Parmi les spectateurs, certains se montrèrent très perspicaces. L'un d'eux apporta rapidement un bol d'eau et une petite brosse, qu'il déposa sur le comptoir devant Zhuang Rui. Ce dernier ne dit pas grand-chose, se contentant de jeter les deux morceaux de jade dans le bol et de les frotter entre ses mains pour commencer à les laver. En un clin d'œil, l'eau claire du bol devint trouble.

Zhuang Rui ne sortit pas le morceau de jade, de sorte que les spectateurs ne purent voir ce qu'il contenait.

« C'est du jade, c'est vraiment du jade… »

« Ça devrait être du jade, mais il est difficile de dire quand ça a été fabriqué… »

« Oui, les objets en jade nouvellement sculptés n'ont aucune valeur... »

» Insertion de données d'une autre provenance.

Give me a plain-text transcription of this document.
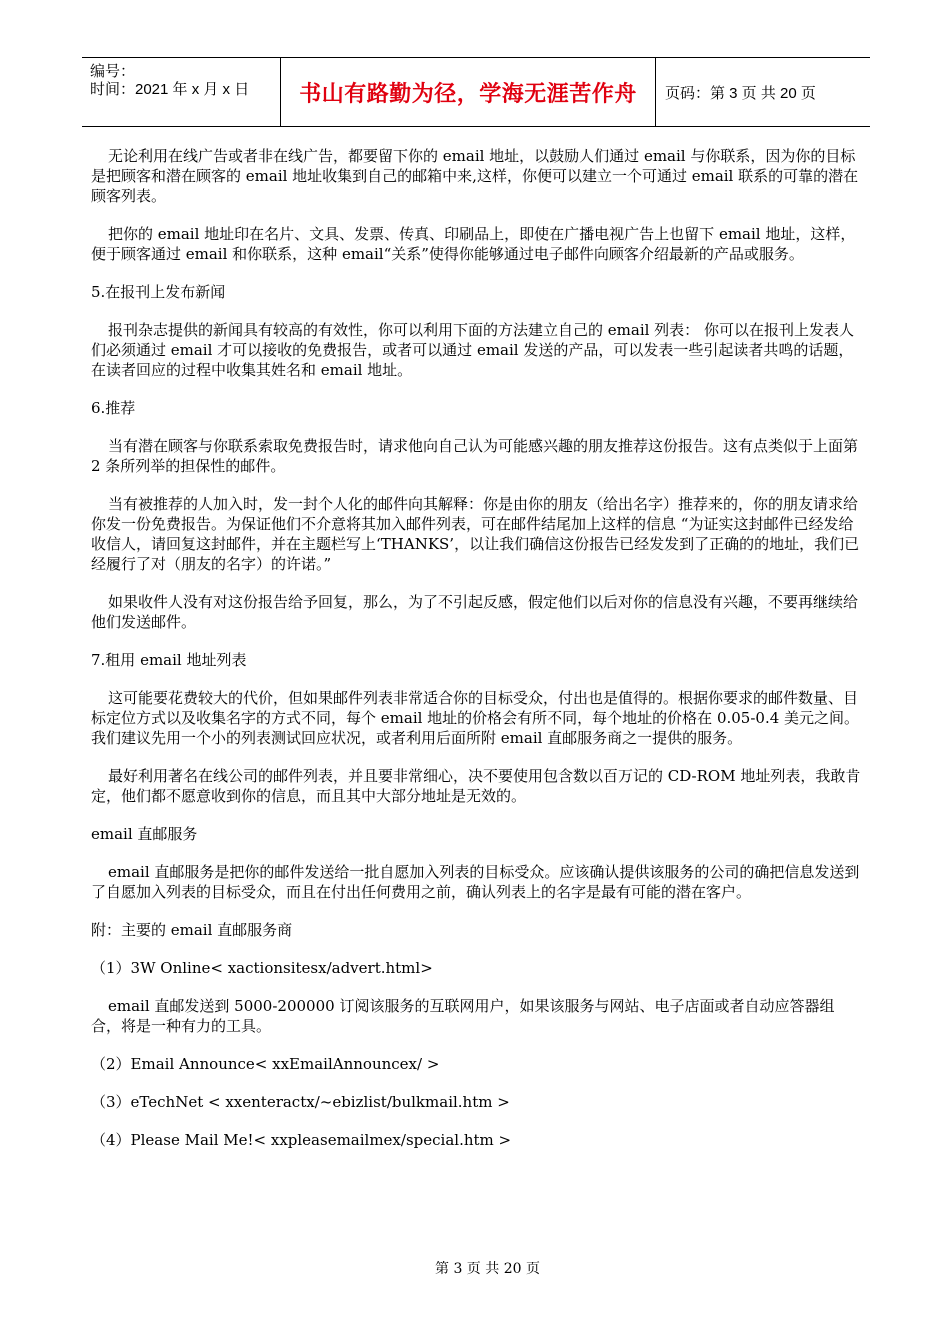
编号：
时间：2021 年 x 月 x 日 书山有路勤为径，学海无涯苦作舟 页码：第 3 页 共 20 页

无论利用在线广告或者非在线广告，都要留下你的 email 地址，以鼓励人们通过 email 与你联系，因为你的目标是把顾客和潜在顾客的 email 地址收集到自己的邮箱中来,这样，你便可以建立一个可通过 email 联系的可靠的潜在顾客列表。

把你的 email 地址印在名片、文具、发票、传真、印刷品上，即使在广播电视广告上也留下 email 地址，这样，便于顾客通过 email 和你联系，这种 email“关系”使得你能够通过电子邮件向顾客介绍最新的产品或服务。

5.在报刊上发布新闻

报刊杂志提供的新闻具有较高的有效性，你可以利用下面的方法建立自己的 email 列表： 你可以在报刊上发表人们必须通过 email 才可以接收的免费报告，或者可以通过 email 发送的产品，可以发表一些引起读者共鸣的话题，在读者回应的过程中收集其姓名和 email 地址。

6.推荐

当有潜在顾客与你联系索取免费报告时，请求他向自己认为可能感兴趣的朋友推荐这份报告。这有点类似于上面第 2 条所列举的担保性的邮件。

当有被推荐的人加入时，发一封个人化的邮件向其解释：你是由你的朋友（给出名字）推荐来的，你的朋友请求给你发一份免费报告。为保证他们不介意将其加入邮件列表，可在邮件结尾加上这样的信息 “为证实这封邮件已经发给收信人，请回复这封邮件，并在主题栏写上‘THANKS’，以让我们确信这份报告已经发发到了正确的的地址，我们已经履行了对（朋友的名字）的许诺。”

如果收件人没有对这份报告给予回复，那么，为了不引起反感，假定他们以后对你的信息没有兴趣，不要再继续给他们发送邮件。

7.租用 email 地址列表

这可能要花费较大的代价，但如果邮件列表非常适合你的目标受众，付出也是值得的。根据你要求的邮件数量、目标定位方式以及收集名字的方式不同，每个 email 地址的价格会有所不同，每个地址的价格在 0.05-0.4 美元之间。我们建议先用一个小的列表测试回应状况，或者利用后面所附 email 直邮服务商之一提供的服务。

最好利用著名在线公司的邮件列表，并且要非常细心，决不要使用包含数以百万记的 CD-ROM 地址列表，我敢肯定，他们都不愿意收到你的信息，而且其中大部分地址是无效的。

email 直邮服务

email 直邮服务是把你的邮件发送给一批自愿加入列表的目标受众。应该确认提供该服务的公司的确把信息发送到了自愿加入列表的目标受众，而且在付出任何费用之前，确认列表上的名字是最有可能的潜在客户。

附：主要的 email 直邮服务商

（1）3W Online< xactionsitesx/advert.html>

email 直邮发送到 5000-200000 订阅该服务的互联网用户，如果该服务与网站、电子店面或者自动应答器组合，将是一种有力的工具。

（2）Email Announce< xxEmailAnnouncex/ >

（3）eTechNet < xxenteractx/~ebizlist/bulkmail.htm >

（4）Please Mail Me!< xxpleasemailmex/special.htm >

第 3 页 共 20 页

« C’est vrai, si on pouvait trouver une bonne affaire simplement en touchant quelques articles au hasard, ce serait incroyable, non ? »

Zhuang Rui tenait un morceau de jade dans chaque main, le pouce et l'index, et le sortit du bassin. Tous les regards se tournèrent vers ses mains, où se déployaient les deux pièces de jade d'un blanc pur, légèrement bleuté.

Chacun pouvait clairement voir qu'il s'agissait de deux morceaux de jade incurvés, mesurant chacun environ cinq ou six centimètres de long et deux centimètres de large. De loin, ils paraissaient assez épais, mais leur nature exacte ne pourrait être connue qu'une fois manipulés.

« Professeur Zhuang, pourriez-vous jeter un coup d'œil à ceci pour moi...? »

Le vieux Qi, dans la foule, fut un instant stupéfait. Il ne s'attendait pas à ce que les deux objets que Zhuang Rui avait choisis avec désinvolture soient en réalité du jade. Cependant, à cet instant, le vieux Qi pensa encore que même s'il s'agissait de jade, il était probablement fait de fragments.

« Pas de problème, veuillez jeter un coup d'œil… »

Zhuang Rui jeta un coup d'œil à Lao Qi, mais au lieu de lui remettre le jade qu'il tenait, il le déposa délicatement sur la vitrine devant lui. Ce geste toucha le cœur de certains experts présents.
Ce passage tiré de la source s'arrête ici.